TEXT-Fitch affirms Novartis at 'AA',stable outlook
(The following statement was released by the rating agency)
Nov 06 - Fitch Ratings has affirmed Switzerland-based healthcare company Novartis AG's (Novartis) Long-term Issuer Default Rating (IDR) and senior unsecured rating at 'AA' and Short-term IDR at 'F1+. The Outlook is Stable.
Novartis's ratings are supported by its solid competitive positioning in the global healthcare industry, its strong pharmaceuticals R&D, as evidenced by its product portfolio and R&D product pipeline, and its solid product and geographical diversification. Novartis also holds 33% of Roche's bearer shares, which provides the company with some financial flexibility.
Negative rating factors include the upcoming patent expires in its pharmaceuticals segment. By end-2014, the US patents on 14% of 2011 sales from pharmaceuticals will have expired, including the patent of the group's largest drug, the hypertension medicine Diovan in the US in September 2012. Diovan had US sales of USD2.3bn in 2011. The patent expiry is considered well manageable by Fitch, due to Novartis's relatively young product portfolio and its solid industry leading R&D product pipeline. Negative rating factors also include Novartis's presence in non-branded pharmaceuticals healthcare businesses (25% of 9M12 group sales), where the free cash flow (FCF) margin is lower than in pharmaceuticals. However, Fitch recognises that although these businesses dilute the group's FCF margin, they add some diversification and provide Novartis with the some synergies, as evidenced by the recent launch of an authorised generic in the US for the expired Diovan.
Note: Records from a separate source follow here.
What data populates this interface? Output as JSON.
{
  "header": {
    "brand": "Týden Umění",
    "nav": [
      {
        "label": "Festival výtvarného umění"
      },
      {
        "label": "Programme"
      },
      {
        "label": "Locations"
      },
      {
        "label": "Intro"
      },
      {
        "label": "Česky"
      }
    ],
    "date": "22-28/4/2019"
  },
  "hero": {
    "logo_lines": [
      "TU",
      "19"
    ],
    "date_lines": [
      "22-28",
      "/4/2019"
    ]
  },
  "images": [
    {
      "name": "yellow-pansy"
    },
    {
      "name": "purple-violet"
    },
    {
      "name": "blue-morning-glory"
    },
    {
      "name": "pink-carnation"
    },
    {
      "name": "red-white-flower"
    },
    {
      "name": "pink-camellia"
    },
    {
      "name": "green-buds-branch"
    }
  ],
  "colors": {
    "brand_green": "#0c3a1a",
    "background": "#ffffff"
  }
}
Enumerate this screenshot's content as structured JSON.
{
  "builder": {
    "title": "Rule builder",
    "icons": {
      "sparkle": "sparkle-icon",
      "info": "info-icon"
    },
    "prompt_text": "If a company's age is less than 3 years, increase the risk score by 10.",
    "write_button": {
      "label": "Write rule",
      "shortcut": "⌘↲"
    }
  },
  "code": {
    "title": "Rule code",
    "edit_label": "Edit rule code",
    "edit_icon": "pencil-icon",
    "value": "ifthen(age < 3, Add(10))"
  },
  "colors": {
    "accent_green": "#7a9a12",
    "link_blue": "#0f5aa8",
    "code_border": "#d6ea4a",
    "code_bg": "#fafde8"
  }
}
In 2011, Novartis was the seventh-largest pharmaceutical company in terms of pharmaceutical sales and held a number two market position in the global generics industry, while benefiting from a number four market positioning in OTC. Through Alcon, it is also the world's largest eye care company.
Product diversification within its most important division, pharmaceuticals (57% of 9M12 group sales) is strong, with the top product accounting for 15% of 9M12 pharmaceuticals sales, while the top five products accounted for 45%. Novartis also benefits from a solid geographical diversification in pharmaceuticals. In 9M12, the US and Europe contributed 33% and 32% of pharmaceuticals sales, respectively, while Canada and Latin America amounted to 9% and Asia/Africa together with Australasia to 26%. This diversification helps the company to balance out cost-containment and patent-expiry risk in single countries.
Novartis's 9M12 results showed a group sales decline of 1% in constant currencies to USD41.8bn, which was driven by a decline in sales at Sandoz, (minus 7% yoy) - where sales declined due to lower retail generic sales - and driven by a decline in sales in the consumer health business (minus 17% yoy), due to the absence of shipments from Lincoln. This could not be compensated by strong yoy sales growth of 5% at Alcon. For the full year, Fitch expects Novartis to show flat to slightly declining sales at constant exchange rates and a slight deterioration in EBITDA margin (9M12 core operating profit declined by 4% yoy).
Fitch expects flat credit protection measures in 2012 and a continuous slight improvement thereafter. Overall, credit protection measures are expected to remain in line with Fitch's expectations for a 'AA' rated pharmaceuticals company with Novartis's superior business profile over the next few years. Fitch takes comfort from Novartis's current lack of intention to pursue larger acquisitions and that share buybacks are seen by the company as a flexible tool.
The 'F1+' Short-term rating for Novartis's CP programmes is underpinned by its proven high market access, and low likelihood of adverse credit events.
WHAT COULD TRIGGER A RATING ACTION?
Negative: Future developments that may, individually or collectively, lead to a negative rating action include:
- Major debt-financed acquisitions or share buybacks, which result in FFO adjusted net leverage greater than 1.5x on a continuing basis
- FFO net fixed charge cover of below 13x on a continuing basis
Positive: Future developments that may, individually or collectively, lead to positive rating action include:
- A sustained industry leading profitability and cash flow generation combined with
- A commitment to financial ratios in line with a higher rating with FFO adjusted net leverage not greater than 0.5x and FFO net fixed charge cover of 20x or above, both on a continuing basis.